Review: Samuel Pepys' Diary -Concise edition

I spent an hour this morning trying to get into Samuel Pepys' diary (admittedly the concise edition, as the complete work has more than a quarter of a million words), and found it to be not quite the 'ripping yarn' that academics and diarists claim it to be.

It is true that Pepys was a larger-than-life figure, spending his fruitful and eventful life in London in the late 1600s socialising with the movers and shakers of Parliament and nobility; but also that he was a decidedly human man, with an appetite for big dinners and apparently 'his own and others' young servant-girls'.

He was also troubled for most of his fairly long life (he lived to be 70) by kidney stones, for which he eventually had surgery for in March 1658. Given what medical conditions were like at the time, and that this was considered at the time to be a risky operation, one can only wonder at the pain he must have been in to consider surgery of this nature necessary. It is typical of the nature of the diary that he refers to it as "my old trouble", as if it is a rather trying Wodehousian aunt instead of an excruciating and debilitating complaint.

The main difficulty I had with the diary is the immense numbers of people that Pepys knew, in both his professional (he worked his way up through the civil service, eventually becoming Secretary of the Admiralty as well as being MP for Harwich and also serving as Fellow and president of the Royal Society) and personal life. Even with a fairly good grasp of the history of the period (which I freely admit I don't have) , I could see that this lsit would become overwhelming. Without footnotes, I would have not begun to be able to piece things together at all. Sometimes, he refer's to people in a slightly roundabout way - in this case, this is due to Pepys being deliberately circuitous as he was aware that he had enemies and his diaries could be used against him.

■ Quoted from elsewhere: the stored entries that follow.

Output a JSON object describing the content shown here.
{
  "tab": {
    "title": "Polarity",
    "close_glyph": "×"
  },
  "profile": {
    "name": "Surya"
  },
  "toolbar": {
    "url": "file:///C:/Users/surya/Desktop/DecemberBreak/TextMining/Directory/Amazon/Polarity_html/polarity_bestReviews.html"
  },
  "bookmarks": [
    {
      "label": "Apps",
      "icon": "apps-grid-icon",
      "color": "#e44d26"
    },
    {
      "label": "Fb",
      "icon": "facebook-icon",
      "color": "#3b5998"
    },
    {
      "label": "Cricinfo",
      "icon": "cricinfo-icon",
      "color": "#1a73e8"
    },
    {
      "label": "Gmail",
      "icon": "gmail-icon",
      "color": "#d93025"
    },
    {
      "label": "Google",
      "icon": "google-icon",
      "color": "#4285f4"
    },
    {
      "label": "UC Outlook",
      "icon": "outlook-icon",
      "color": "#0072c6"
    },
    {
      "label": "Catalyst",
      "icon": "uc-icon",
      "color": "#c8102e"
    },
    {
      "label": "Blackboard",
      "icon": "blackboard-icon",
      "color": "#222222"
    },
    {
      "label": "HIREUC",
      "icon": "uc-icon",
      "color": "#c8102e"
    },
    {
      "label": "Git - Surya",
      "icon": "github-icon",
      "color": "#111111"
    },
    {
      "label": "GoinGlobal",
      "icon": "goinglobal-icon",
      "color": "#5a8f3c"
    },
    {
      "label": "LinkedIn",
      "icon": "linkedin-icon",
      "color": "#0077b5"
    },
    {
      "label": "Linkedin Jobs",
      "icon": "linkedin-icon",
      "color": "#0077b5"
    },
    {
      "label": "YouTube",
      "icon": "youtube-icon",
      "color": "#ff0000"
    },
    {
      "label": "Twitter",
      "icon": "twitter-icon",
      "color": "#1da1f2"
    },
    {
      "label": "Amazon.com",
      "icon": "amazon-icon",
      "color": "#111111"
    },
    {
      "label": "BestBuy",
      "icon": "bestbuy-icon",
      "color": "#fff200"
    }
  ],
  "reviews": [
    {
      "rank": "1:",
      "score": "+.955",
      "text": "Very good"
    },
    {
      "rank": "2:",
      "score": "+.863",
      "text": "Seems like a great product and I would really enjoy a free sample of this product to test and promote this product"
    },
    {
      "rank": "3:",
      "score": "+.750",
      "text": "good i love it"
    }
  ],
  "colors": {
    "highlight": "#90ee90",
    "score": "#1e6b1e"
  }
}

As a historical resource, though, the diary is extremely valuable and as such will stay on a bookshelf somewhere. There are diary entries regarding the Plague of 1665 and the Great Fire of London (1666), of which he wrote several pages. It is interesting to note that his first response to the fire was "I thought it far enough off, that I went back to bed again, and to sleep". It is only later, when Jane, his wife, rouses him with the news that "300 houses have burnt down" that he "made myself ready presently" and "walked to the Tower (of London)" so he could get a better view. Throughout this entry there is a sense of unhurriedness, and this is common for the diary as a whole: even as a young man he mentions going to the office as if it were more of a coffee-house or a gentleman's club than a place of work.

In summary, then, whilst Pepys' style is pleasing and dryly humerous and his life full of adventure, many of his diary entries refer exclusively to what he had for dinner or to the day to day mundanities of life. In one sense, this does add to the completeness and a feeling of a life being recorded but in another makes one wonder what the unabridged diary is like, if entries such as

"I am told this day that Parliament hath voted 2s per annum for every chimney in England, as a constant revenue for ever to the Crowne" March 3rd, 1661

made the concise edition, how detailed must the full edition be? The best conclusion I can draw is that the Diary of Samuel Pepys is not a book I could recommend as a page turner, but more one to sit on a shelf or by a bedside for dipping into when one has a few minutes and is not sure what to read and definitely as something useful to have to hand in case of wanting to know of life in London in the 1660s.